The following environment variables can be used to control coverage breakpoint analysis in the docker container.

  • GENERATE_COVERAGE_BREAKPOINTS - (defaults to 1) set to 0 to disable automatic coverage breakpoint generation with one of the coverage scripts.
  • COVERAGE_BREAKPOINT_COMMAND - configure the coverage script used.
    • Set to ghidra, angr, binaryninja, or rizin to use one of the scripts we ship. We recommend ghidra (the default), but other script might offer better (or worse) analysis results. For example, angr supports automatically generating a basic fuzzing dictionary from the binary.
    • Can be set to a custom command to obtain coverage breakpoints.
    • binaryninja generally offers the best results and also enables the use of redqueen. However, this requires putting binary ninja and a valid commercial license into the container.
  • COVERAGE_BREAKPOINTS_EXTRA_BINS - a space separated list of extra binaries (or rather libraries) to analyze for coverage breakpoints.
    • This is especially useful if your target dynamically links to a library that is interesting to you.
    • If you also use SNAPSHOT_EXTRACT, make sure that the files listed here are also contained in the SNAPSHOT_EXTRACT paths.
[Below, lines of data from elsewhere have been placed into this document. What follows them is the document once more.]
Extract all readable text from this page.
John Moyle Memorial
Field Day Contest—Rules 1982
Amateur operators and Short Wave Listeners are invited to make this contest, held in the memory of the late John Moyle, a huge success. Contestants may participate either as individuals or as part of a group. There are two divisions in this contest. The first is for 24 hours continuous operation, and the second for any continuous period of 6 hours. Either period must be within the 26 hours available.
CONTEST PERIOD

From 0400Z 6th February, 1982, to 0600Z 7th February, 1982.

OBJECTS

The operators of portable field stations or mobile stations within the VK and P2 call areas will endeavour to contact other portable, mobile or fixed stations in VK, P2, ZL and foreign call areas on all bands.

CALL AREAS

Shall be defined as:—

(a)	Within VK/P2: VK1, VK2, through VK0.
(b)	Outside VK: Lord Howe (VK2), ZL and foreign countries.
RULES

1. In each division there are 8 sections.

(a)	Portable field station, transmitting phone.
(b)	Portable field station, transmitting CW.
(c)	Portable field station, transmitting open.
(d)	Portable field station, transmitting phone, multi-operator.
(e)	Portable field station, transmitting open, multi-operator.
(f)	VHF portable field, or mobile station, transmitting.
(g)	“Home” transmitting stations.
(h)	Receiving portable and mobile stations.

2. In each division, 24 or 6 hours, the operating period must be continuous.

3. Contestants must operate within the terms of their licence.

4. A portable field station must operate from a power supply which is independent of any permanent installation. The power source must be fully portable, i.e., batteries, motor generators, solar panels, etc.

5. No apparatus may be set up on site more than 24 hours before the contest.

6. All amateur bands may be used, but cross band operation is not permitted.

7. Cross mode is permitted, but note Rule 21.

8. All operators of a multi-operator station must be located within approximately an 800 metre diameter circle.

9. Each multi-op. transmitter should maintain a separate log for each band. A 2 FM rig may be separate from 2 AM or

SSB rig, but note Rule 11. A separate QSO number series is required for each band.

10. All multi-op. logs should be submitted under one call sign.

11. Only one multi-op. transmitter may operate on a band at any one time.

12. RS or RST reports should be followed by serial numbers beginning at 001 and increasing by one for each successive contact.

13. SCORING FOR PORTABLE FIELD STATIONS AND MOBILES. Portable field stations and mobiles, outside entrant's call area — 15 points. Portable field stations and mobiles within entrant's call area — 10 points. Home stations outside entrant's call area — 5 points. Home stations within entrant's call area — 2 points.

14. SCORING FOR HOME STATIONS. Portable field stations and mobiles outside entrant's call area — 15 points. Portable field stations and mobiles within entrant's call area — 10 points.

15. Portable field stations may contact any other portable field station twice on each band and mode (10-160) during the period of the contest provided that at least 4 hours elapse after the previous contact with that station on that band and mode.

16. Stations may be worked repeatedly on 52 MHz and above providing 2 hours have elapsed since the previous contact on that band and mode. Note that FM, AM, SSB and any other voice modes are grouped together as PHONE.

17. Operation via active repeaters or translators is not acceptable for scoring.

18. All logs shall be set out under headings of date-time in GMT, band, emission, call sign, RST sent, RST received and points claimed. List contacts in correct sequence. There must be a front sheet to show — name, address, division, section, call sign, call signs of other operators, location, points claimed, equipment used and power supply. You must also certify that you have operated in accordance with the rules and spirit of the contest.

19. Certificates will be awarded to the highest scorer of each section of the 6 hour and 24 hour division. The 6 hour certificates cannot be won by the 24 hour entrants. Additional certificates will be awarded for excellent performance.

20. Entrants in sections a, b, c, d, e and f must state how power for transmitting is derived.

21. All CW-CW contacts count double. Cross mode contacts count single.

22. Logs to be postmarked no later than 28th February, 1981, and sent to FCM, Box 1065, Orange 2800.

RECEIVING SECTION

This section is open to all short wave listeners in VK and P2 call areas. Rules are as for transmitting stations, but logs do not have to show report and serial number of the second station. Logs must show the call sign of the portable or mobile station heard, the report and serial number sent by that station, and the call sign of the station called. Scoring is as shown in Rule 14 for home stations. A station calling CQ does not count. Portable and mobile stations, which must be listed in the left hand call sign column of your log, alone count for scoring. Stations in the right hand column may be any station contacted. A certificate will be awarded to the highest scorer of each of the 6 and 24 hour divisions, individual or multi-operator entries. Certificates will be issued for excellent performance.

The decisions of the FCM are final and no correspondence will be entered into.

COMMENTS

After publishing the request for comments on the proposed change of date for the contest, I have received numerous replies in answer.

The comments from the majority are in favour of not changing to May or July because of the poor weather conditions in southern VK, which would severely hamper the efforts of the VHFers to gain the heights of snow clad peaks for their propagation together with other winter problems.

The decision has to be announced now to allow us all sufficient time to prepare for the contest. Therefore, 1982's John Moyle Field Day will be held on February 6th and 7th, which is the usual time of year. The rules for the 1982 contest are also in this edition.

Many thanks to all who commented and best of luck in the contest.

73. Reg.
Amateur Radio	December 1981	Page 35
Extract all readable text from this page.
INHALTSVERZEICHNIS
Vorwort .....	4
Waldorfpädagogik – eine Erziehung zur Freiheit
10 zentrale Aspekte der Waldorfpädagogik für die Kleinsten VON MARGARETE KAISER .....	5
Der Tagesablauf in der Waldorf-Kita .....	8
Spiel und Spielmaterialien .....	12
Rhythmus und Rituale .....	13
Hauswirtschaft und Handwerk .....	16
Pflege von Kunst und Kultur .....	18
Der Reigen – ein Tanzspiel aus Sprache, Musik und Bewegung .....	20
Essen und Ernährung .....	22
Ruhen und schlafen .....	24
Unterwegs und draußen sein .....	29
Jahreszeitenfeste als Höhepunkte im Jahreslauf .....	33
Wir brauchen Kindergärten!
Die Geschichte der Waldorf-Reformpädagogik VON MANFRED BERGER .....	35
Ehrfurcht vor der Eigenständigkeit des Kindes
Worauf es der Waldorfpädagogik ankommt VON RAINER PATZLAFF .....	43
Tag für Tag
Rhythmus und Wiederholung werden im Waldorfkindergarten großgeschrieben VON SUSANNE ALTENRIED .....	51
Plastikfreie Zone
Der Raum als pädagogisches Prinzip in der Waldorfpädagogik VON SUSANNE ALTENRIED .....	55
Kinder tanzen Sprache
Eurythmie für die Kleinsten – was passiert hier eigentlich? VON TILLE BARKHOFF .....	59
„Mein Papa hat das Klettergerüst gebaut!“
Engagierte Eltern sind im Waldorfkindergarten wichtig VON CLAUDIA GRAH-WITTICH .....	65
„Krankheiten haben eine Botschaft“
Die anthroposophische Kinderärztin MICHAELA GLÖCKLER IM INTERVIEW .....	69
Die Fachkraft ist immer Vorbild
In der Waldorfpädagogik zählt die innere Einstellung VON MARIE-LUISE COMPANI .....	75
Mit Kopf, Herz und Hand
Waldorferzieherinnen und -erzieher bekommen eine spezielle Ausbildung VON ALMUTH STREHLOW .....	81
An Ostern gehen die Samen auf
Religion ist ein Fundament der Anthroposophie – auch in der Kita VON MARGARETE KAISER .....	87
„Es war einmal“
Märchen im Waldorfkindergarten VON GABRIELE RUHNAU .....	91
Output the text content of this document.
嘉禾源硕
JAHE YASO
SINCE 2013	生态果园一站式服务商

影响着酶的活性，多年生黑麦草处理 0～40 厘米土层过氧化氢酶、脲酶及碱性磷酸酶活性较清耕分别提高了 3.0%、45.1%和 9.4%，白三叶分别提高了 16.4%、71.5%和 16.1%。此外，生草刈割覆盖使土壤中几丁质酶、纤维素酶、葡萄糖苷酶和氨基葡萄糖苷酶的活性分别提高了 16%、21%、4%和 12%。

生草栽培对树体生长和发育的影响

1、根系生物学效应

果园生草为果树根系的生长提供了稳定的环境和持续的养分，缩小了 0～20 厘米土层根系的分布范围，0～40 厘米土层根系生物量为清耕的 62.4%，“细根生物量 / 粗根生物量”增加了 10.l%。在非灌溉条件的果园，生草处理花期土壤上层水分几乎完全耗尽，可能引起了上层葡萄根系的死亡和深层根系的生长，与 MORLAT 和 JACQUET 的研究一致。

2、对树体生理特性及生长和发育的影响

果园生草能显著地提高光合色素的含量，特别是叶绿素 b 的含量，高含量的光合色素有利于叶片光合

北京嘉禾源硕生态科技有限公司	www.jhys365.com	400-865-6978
There are some more exotic options that you can pass to the snapshot script.

  • LIBFUZZER=0 - set to 1 to enable special handling of creating snapshots from libfuzzer fuzzing harnesses.
  • KASAN=0 - set to 1 to use a KASAN-enabled kernel.
  • TEMPLATE_OUT="/out/" - if you run the container with template as first argument, it will copy a rust fuzzer template into this directory.